We say, our best answer is, "We're not really a network, we're a media supplier." But you could also say we're a next generation network. It's a network whose inventory is completely elective and based on the objectives of the advertiser.
Are you exposing your margins yet?
No, we basically give them a price. Our model is CPM and ultimately it's got to perform for them or it doesn't, and so that's the ultimate metric.
Are you surprised by what appears to be momentum in the data‑driven, digital advertising business, particularly around media buying and display?
I'm not surprised at all. In fact, I was in online advertising at a company called Focalink in '96, where we had what would then be called the equivalent of a DSP. There were no exchanges, but the notion was buy‑side ad serving and media management. And a lot of the techniques that are being used now were thought of then or pioneered then, but it was way too early. There wasn't the enabling infrastructure. And now we're at a point where you have many more sources of data and a more liquid data market. I think one of the biggest enablers in all of this is, and frankly, where our company is focused, is the advent of exchanges.
Let me ask you about attribution. Is still last‑click the most important thing out there?

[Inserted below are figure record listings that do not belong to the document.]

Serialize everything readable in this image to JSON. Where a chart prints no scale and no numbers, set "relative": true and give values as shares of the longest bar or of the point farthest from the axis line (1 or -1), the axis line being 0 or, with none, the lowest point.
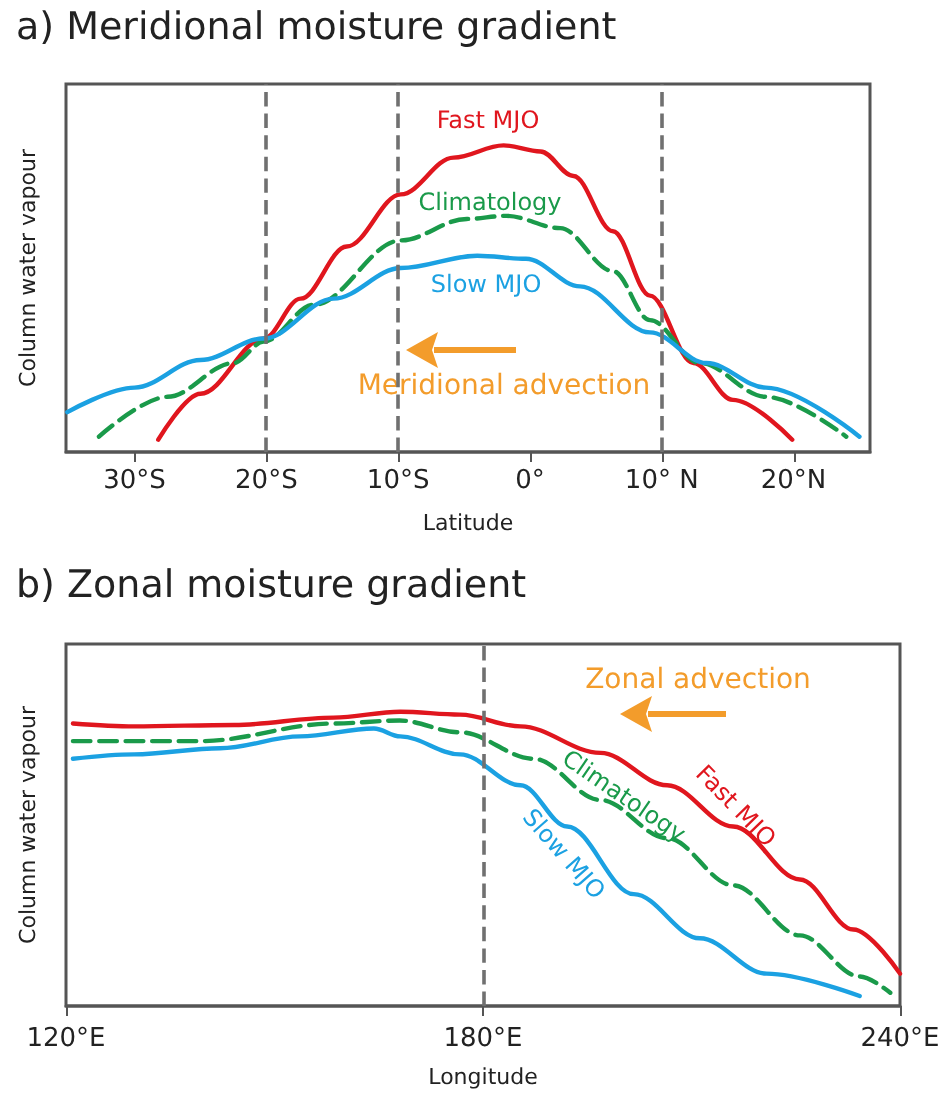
{
  "chart_data": [
    {
      "type": "line",
      "title": "a) Meridional moisture gradient",
      "xlabel": "Latitude",
      "ylabel": "Column water vapour",
      "relative": true,
      "grid": false,
      "legend": false,
      "marker": "none",
      "annotations": [
        "Meridional advection"
      ],
      "xlim": [
        -35.2,
        25.8
      ],
      "xticks": [
        {
          "value": -30,
          "label": "30°S"
        },
        {
          "value": -20,
          "label": "20°S"
        },
        {
          "value": -10,
          "label": "10°S"
        },
        {
          "value": 0,
          "label": "0°"
        },
        {
          "value": 10,
          "label": "10° N"
        },
        {
          "value": 20,
          "label": "20°N"
        }
      ],
      "ref_lines": [
        {
          "axis": "x",
          "value": -20,
          "color": "#707070",
          "line_style": "dashed"
        },
        {
          "axis": "x",
          "value": -10,
          "color": "#707070",
          "line_style": "dashed"
        },
        {
          "axis": "x",
          "value": 10,
          "color": "#707070",
          "line_style": "dashed"
        }
      ],
      "series": [
        {
          "name": "Fast MJO",
          "color": "#e0161e",
          "x": [
            -28.2,
            -25,
            -20.2,
            -17.4,
            -13.9,
            -9.8,
            -5.8,
            -2,
            0.8,
            3.3,
            6.3,
            9.1,
            12.4,
            15.4,
            19.9
          ],
          "values": [
            0.04,
            0.19,
            0.37,
            0.5,
            0.67,
            0.84,
            0.96,
            1,
            0.98,
            0.9,
            0.72,
            0.51,
            0.29,
            0.17,
            0.04
          ]
        },
        {
          "name": "Climatology",
          "color": "#1a9a4a",
          "line_style": "dashed",
          "x": [
            -32.7,
            -27.5,
            -22.5,
            -20.2,
            -16.4,
            -9.8,
            -4.8,
            -1.8,
            2.3,
            6.3,
            9.1,
            12.9,
            17.9,
            24
          ],
          "values": [
            0.05,
            0.18,
            0.29,
            0.36,
            0.48,
            0.69,
            0.76,
            0.77,
            0.73,
            0.59,
            0.43,
            0.29,
            0.18,
            0.05
          ]
        },
        {
          "name": "Slow MJO",
          "color": "#1ba1e2",
          "x": [
            -35.1,
            -30,
            -25,
            -20.2,
            -14.9,
            -9.8,
            -4,
            -0.3,
            3.8,
            9.1,
            13.4,
            17.9,
            25
          ],
          "values": [
            0.13,
            0.21,
            0.3,
            0.37,
            0.5,
            0.6,
            0.64,
            0.63,
            0.54,
            0.39,
            0.29,
            0.21,
            0.05
          ]
        }
      ]
    },
    {
      "type": "line",
      "title": "b) Zonal moisture gradient",
      "xlabel": "Longitude",
      "ylabel": "Column water vapour",
      "relative": true,
      "grid": false,
      "legend": false,
      "marker": "none",
      "annotations": [
        "Zonal advection"
      ],
      "xlim": [
        120,
        240
      ],
      "xticks": [
        {
          "value": 120,
          "label": "120°E"
        },
        {
          "value": 180,
          "label": "180°E"
        },
        {
          "value": 240,
          "label": "240°E"
        }
      ],
      "ref_lines": [
        {
          "axis": "x",
          "value": 180,
          "color": "#707070",
          "line_style": "dashed"
        }
      ],
      "series": [
        {
          "name": "Fast MJO",
          "color": "#e0161e",
          "x": [
            121,
            129.8,
            144.2,
            158.5,
            168.1,
            176.7,
            185.4,
            196.9,
            206.5,
            216,
            225.6,
            233.3,
            240
          ],
          "values": [
            0.96,
            0.95,
            0.955,
            0.98,
            1,
            0.99,
            0.95,
            0.86,
            0.75,
            0.61,
            0.43,
            0.26,
            0.11
          ]
        },
        {
          "name": "Climatology",
          "color": "#1a9a4a",
          "line_style": "dashed",
          "x": [
            121,
            139.4,
            158.5,
            168,
            176.7,
            187.3,
            196.9,
            206.5,
            216,
            225.6,
            234.2,
            238.6
          ],
          "values": [
            0.9,
            0.9,
            0.96,
            0.97,
            0.93,
            0.84,
            0.7,
            0.57,
            0.41,
            0.24,
            0.1,
            0.045
          ]
        },
        {
          "name": "Slow MJO",
          "color": "#1ba1e2",
          "x": [
            121,
            129.8,
            142.2,
            153.7,
            164.3,
            168.1,
            176.7,
            185.4,
            192.1,
            201.7,
            211.2,
            220.8,
            234.2
          ],
          "values": [
            0.84,
            0.855,
            0.876,
            0.916,
            0.943,
            0.916,
            0.855,
            0.75,
            0.61,
            0.38,
            0.23,
            0.11,
            0.034
          ]
        }
      ]
    }
  ]
}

I'm seeing more of the advertisers and agencies get more sophisticated in how they view that. Some of our agencies, they're running search, they're running our contextual, retargeting, and they basically look at that whole funnel of activities. Everybody's got their own tweak on it ‑ but they have some fundamental algorithm or methodology they use to get attribution across all the media types so they don't overly skew it to last click.
How far away do you think it is when NetSeer will be able offer some sort of engagement pricing?
We don't have an explicit plan for engagement pricing. I think the way clients are evaluating us, they all do it differently. They, in effect, are evaluating us on engagement because they're saying, "I'm looking at clickthroughs, viewthroughs, page metrics, time spent on a site, number of page views, etc.” and they combine that into one large metric, which you could argue is an engagement metric.
I could see in certain cases that potentially it evolves to a particular engagement metric which is the sum of many sub‑pieces. But, I can't think of a specific case where we would be doing that anytime soon.
And what about moving beyond the PC‑based display ad? Any thoughts about moving into other channels? I'm particularly curious about how video might be applicable.
We have initiatives around both mobile and video. We are starting to see a lot of interest in mobile, and a lot of the agencies are, when they're thinking of their campaigns, want all three components. So we're bullish on mobile and video, but in terms of the liquidity of that inventory in an exchange ‑ relative to standard display ‑ it's a little bit early in the evolution there.
What are a few of the milestones that you would like the company to have accomplished a year from now?
I can't divulge actual numbers, but we're on a very nice trajectory on our media business. Seeing us just continuing that growth rate and having a very high run rate on our media business. On our ConceptLink business, I think you'll see us, even in the not‑too‑distant future, having our ad units appear on some very prominent sites.
Basically, you will see a company that has a very large stable of top advertisers buying media and then top publishers using our concept and products.